Angst vor Altersarmut
Geldsorgen im Alter – eine Gruppe trifft es besonders
25.02.2026 – 07:01 UhrLesedauer: 3 Min.

Zwei Drittel der Frauen rechnen im Alter mit finanziellen Einschränkungen. Neue Umfragen zeigen, wie groß die Unterschiede bei der Altersvorsorge sind.
Frauen verdienen im Schnitt noch immer 16 Prozent weniger als Männer. Auf dieses geschlechtsspezifische Lohngefälle macht der Equal Pay Day Jahr für Jahr aufmerksam, der dieses Jahr am 27. Februar stattfindet. Zwei aktuelle Umfragen zeigen: Die Lohnlücke wirkt weit über das Berufsleben hinaus. Besonders mit Blick auf die finanzielle Absicherung im Alter sind Frauen deutlich pessimistischer als Männer.
Fast jede zweite Frau in Deutschland (47 Prozent) schätzt ihre finanzielle Lage im Rentenalter als schlecht oder sehr schlecht ein. Weitere zehn Prozent wissen nicht, wie gut sie abgesichert sind. Unter Männern sorgt sich dagegen „nur“ gut jeder Dritte (35 Prozent) um eine unzureichende Altersvorsorge. Das geht aus einer repräsentativen Umfrage des Meinungsforschungsinstituts Innofact im Auftrag des Vergleichsportals Verivox hervor.
Während 57 Prozent der Männer optimistisch auf ihre finanzielle Zukunft blicken, ist die Skepsis unter Frauen deutlich ausgeprägter. Insgesamt fürchten 66 Prozent der Frauen, sich im Alter finanziell einschränken zu müssen – bei den Männern sind es 55 Prozent.
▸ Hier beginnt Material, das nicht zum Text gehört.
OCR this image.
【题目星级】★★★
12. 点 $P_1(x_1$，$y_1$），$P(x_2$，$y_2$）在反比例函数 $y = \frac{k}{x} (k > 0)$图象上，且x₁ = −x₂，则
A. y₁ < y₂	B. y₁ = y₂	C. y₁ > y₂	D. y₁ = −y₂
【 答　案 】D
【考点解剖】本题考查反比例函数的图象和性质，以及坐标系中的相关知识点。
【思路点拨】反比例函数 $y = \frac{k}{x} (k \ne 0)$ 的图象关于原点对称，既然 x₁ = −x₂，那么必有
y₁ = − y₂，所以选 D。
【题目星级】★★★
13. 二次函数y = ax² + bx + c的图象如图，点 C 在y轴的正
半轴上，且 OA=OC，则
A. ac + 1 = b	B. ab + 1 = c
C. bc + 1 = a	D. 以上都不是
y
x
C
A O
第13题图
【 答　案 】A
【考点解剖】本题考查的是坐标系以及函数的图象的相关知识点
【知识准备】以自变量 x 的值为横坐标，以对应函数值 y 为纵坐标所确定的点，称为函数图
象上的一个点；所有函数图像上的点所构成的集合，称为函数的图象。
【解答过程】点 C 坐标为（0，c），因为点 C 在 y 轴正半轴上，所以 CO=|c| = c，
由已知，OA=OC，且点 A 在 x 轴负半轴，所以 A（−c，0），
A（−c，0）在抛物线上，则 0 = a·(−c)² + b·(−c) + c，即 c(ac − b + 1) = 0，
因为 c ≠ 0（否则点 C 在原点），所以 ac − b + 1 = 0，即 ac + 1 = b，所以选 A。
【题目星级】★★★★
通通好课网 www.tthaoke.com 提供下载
Auffällig: Die Unsicherheit steigt mit zunehmendem Lebensalter. Unter jungen Frauen zwischen 18 und 29 Jahren befürchtet knapp jede Dritte (39 Prozent), im Alter nicht ausreichend abgesichert zu sein. Bei den 30- bis 49-Jährigen sind es bereits 47 Prozent. In der Altersgruppe von 50 bis 79 Jahren bewertet sogar jede zweite Frau ihre Altersvorsorge als schlecht. Auch bei Männern nehmen die Sorgen mit den Lebensjahren zu – allerdings auf niedrigerem Niveau.
Die strukturellen Unterschiede zeigen sich auch bei der privaten Altersvorsorge. Zwar geben 67 Prozent der Deutschen an, finanziell vorzusorgen, um ihren Lebensstandard im Alter zu sichern. Bei Frauen beschränkt sich diese Vorsorge jedoch häufig auf kleinere monatliche Beträge. Jeweils 21 Prozent sparen zwischen 1 und 50 Euro beziehungsweise zwischen 51 und 100 Euro im Monat. Höhere Sparbeträge sind deutlich seltener: Nur 9 Prozent der Frauen legen monatlich mehr als 200 Euro für ihre Altersvorsorge beiseite.
Männer verfügen dagegen häufiger über entsprechende finanzielle Spielräume. Mit 18 Prozent ist bei den männlichen Befragten der Anteil derer, die über 200 Euro monatlich in die private Altersvorsorge stecken, mehr als doppelt so groß.